2016年は円高の影響もある中で、8か月累計でみれば前年同期比+25%増と、今現在も訪日外客数は伸びていることがわかります。

急増する海外からの旅行者。オリンピック開催も控える中で、私たちが取り組むべき課題はなんでしょうか。

 

インフォメーションの多言語化

業種にもよりますが、増え続ける訪日外国人旅行客(インバウンド)に備え、企業・観光地の案内板等の多言語化は必須です。

2020年では訪日数も更に増えますので、今から準備しておくのが重要です。

しかし、実際に、どの言語に対応する必要があるのでしょうか・・・。

 

どの言語に対応すべきか

訪日外国人観光客数トップ5は、台湾、韓国、中国、香港、アメリカが主要国です。今までになかった傾向としては、アジア諸国からの流行客が全体の約80%を占めています。

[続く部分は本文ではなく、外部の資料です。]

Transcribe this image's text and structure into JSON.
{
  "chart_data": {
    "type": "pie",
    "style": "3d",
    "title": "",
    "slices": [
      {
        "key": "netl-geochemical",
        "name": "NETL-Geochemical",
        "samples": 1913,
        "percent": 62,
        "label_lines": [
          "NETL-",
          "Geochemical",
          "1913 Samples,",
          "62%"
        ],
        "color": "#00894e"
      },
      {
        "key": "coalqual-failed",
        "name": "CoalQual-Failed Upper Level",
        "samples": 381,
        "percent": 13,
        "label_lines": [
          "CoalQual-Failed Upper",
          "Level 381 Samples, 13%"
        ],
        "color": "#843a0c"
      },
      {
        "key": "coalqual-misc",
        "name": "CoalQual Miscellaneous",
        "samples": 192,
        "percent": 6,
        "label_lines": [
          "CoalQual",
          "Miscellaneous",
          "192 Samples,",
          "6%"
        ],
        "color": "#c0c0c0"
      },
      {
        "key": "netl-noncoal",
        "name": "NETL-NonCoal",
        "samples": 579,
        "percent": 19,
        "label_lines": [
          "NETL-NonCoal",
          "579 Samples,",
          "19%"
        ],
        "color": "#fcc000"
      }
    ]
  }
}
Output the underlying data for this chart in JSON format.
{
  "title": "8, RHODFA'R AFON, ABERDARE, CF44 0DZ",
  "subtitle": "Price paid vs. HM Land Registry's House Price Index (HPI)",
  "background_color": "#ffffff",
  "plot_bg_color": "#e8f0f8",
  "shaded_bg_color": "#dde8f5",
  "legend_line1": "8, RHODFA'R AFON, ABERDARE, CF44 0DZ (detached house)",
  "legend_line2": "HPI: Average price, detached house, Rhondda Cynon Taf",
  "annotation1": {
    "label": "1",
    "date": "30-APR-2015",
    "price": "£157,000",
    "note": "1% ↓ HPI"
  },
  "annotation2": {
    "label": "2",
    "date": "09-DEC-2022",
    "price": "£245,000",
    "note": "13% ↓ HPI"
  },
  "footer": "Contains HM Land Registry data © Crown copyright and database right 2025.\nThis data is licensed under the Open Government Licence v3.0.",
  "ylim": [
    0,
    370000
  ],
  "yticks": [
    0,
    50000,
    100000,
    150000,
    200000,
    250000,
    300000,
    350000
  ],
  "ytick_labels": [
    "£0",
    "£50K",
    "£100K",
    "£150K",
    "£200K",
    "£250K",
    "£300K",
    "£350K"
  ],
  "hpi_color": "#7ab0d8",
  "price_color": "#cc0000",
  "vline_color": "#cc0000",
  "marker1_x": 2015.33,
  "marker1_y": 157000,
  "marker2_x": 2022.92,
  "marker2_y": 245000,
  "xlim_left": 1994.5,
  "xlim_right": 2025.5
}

以上のデータから、利用されている主な言語は中国語だということがわかります。

そして、ここで気をつけることは、中国語は2種類あるということです。

「簡体字」「繁体字」ですね。

台湾や香港で利用されているのが「繁体字」、中国本土やシンガポールで利用されているのが「簡体字」です。

さて、どちらに対応するのが良いのでしょうか・・・。

答えは、「両方」です。

 

2つの言語は一見似ていますが、中国本土やシンガポールでは「簡体字」しか学校教育で教えられておらず、「繁体字」が読解力が低下しているそうです。逆も然りですね。

そのため、双方に対応させる必要があります。

対応言語としては続いて、韓国の韓国語(ハングル)、アメリカの英語ですね。もちろんこれは、地方・地域によって割合は代わりますので、各自治体等の観光データを参考にしてみるのがオススメです。

 

災害対策を視野に入れた対応

先の熊本地震で問題になったのが、外国人への各案内です。

観光向けの案内の整備が整う中で、避難案内の対応については、各自治体の対策はまだまだ不十分と言えます。

つまり、今後必要になってくるのは、災害警報・緊急警報や避難案内などの災害インフォメーションの多言語化です。

「災害」はいつ起こるかわかりませんから、早めに対策を立てておく必要があります。

熊本でも地震後の観光客数の減少が大きな課題となっています。

迫るオリンピック開催に向け、地方自治体・各企業は、安心・安全な日本を目指して、インフラの強化と共に、災害支援プログラムの準備が必要です。